Well, not yesterday. I was holding him up but I could hear Caleb's voice in my head telling me that I need to give Wilson more "space" and let him fall sometimes. So I was giving him just the tiniest bit of space for just two seconds when he lost his balance and fell straight back and hit his little head hard on the hardwood floor.
I immediately scooped him up and held him close. It took him a second to start crying, like he couldn't even believe what had just happened. But then he started screaming. I cuddled him as close as I possibly could with one hand and frantically started texting Caleb and googling "signs of head trauma" with the other. After a few minutes, I was pretty sure Wilson didn't have a concussion and his screaming quieted down.
But he just held his little head on my, softly crying. And then I lost it. We both sat there on the floor, holding on to each other for dear life, quietly crying for quite some time.
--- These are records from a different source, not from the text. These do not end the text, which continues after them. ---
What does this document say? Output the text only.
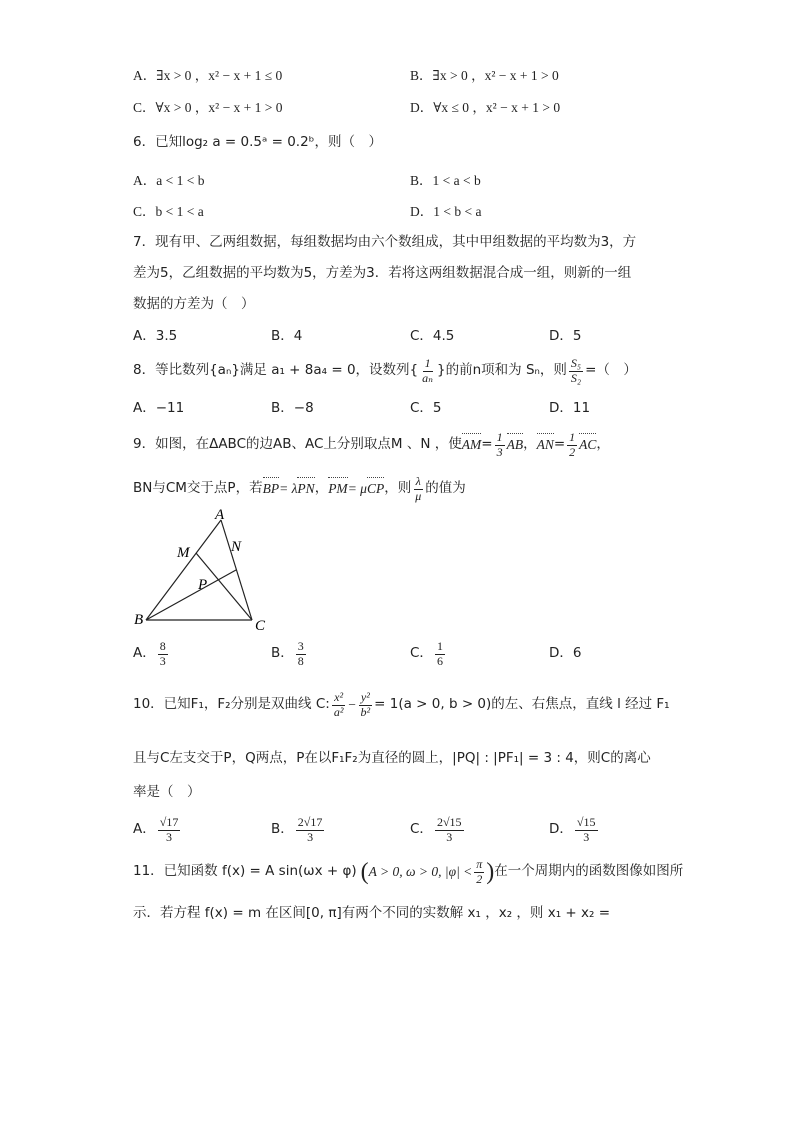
A．∃x > 0 ，x² − x + 1 ≤ 0	B．∃x > 0 ，x² − x + 1 > 0
C．∀x > 0 ，x² − x + 1 > 0	D．∀x ≤ 0 ，x² − x + 1 > 0
6．已知log₂ a = 0.5ᵃ = 0.2ᵇ，则（　）
A．a < 1 < b	B．1 < a < b
C．b < 1 < a	D．1 < b < a
7．现有甲、乙两组数据，每组数据均由六个数组成，其中甲组数据的平均数为3，方
差为5，乙组数据的平均数为5，方差为3．若将这两组数据混合成一组，则新的一组
数据的方差为（　）
A．3.5	B．4	C．4.5	D．5
8．等比数列{aₙ}满足 a₁ + 8a₄ = 0，设数列{ $\frac{1}{\text{aₙ}}$ }的前n项和为 Sₙ，则 $\frac{\text{S₅}}{\text{S₂}}$ =（　）
A．−11	B．−8	C．5	D．11
9．如图，在ΔABC的边AB、AC上分别取点M 、N ，使 AM = $\frac{1}{3}$ AB ， AN = $\frac{1}{2}$ AC ，
BN与CM交于点P，若 BP = λ PN ， PM = μ CP ，则 $\frac{\lambda}{\mu}$ 的值为
A
M	N
P
B	C
A． $\frac{8}{3}$	B． $\frac{3}{8}$	C． $\frac{1}{6}$	D．6
10．已知F₁，F₂分别是双曲线 C: $\frac{\text{x²}}{\text{a²}} - \frac{\text{y²}}{\text{b²}} = 1(a > 0$, b > 0)的左、右焦点，直线 l 经过 F₁
且与C左支交于P，Q两点，P在以F₁F₂为直径的圆上，|PQ| : |PF₁| = 3 : 4，则C的离心
率是（　）
A． $\frac{√17}{3}$	B． $\frac{2√17}{3}$	C． $\frac{2√15}{3}$	D． $\frac{√15}{3}$
11．已知函数 f(x) = A sin(ωx + φ) ( A > 0, ω > 0, $|\varphi| < \frac{\pi}{2}$ ) 在一个周期内的函数图像如图所
示．若方程 f(x) = m 在区间[0, π]有两个不同的实数解 x₁ ，x₂ ，则 x₁ + x₂ =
It was in that moment that I realized that no matter what I did or how much I wanted to, I couldn't take away my baby's pain. He was hurting and I couldn't do a thing about it. Of course I could soothe and console him, but the pain wouldn't go away. And that this fall was just the first of many. One day I'll have to see my baby in pain from everything from scraped knees and broken bones to heartbreak and disappointment. And as much as I want to, I can't make it better. He will have to hurt. He will have to experience pain.
I know that a little hurt in life will help build Wilson's character and make him tougher, but I feel like there is sometimes too much pain in life, that not all pain is productive. Hopefully his little life will be absolutely happy, but undoubtedly there will be hardship and hurt. I don't want my sweet, innocent boy to feel that. Because pain can leave you tarnished. What makes you tough can also make you calloused. Hurt can do irreparable damage.
So I cried for my little boy and his future pains. I plan on doing everything in my power to protect him as much as I can from the painful world. At least as long as he will let me.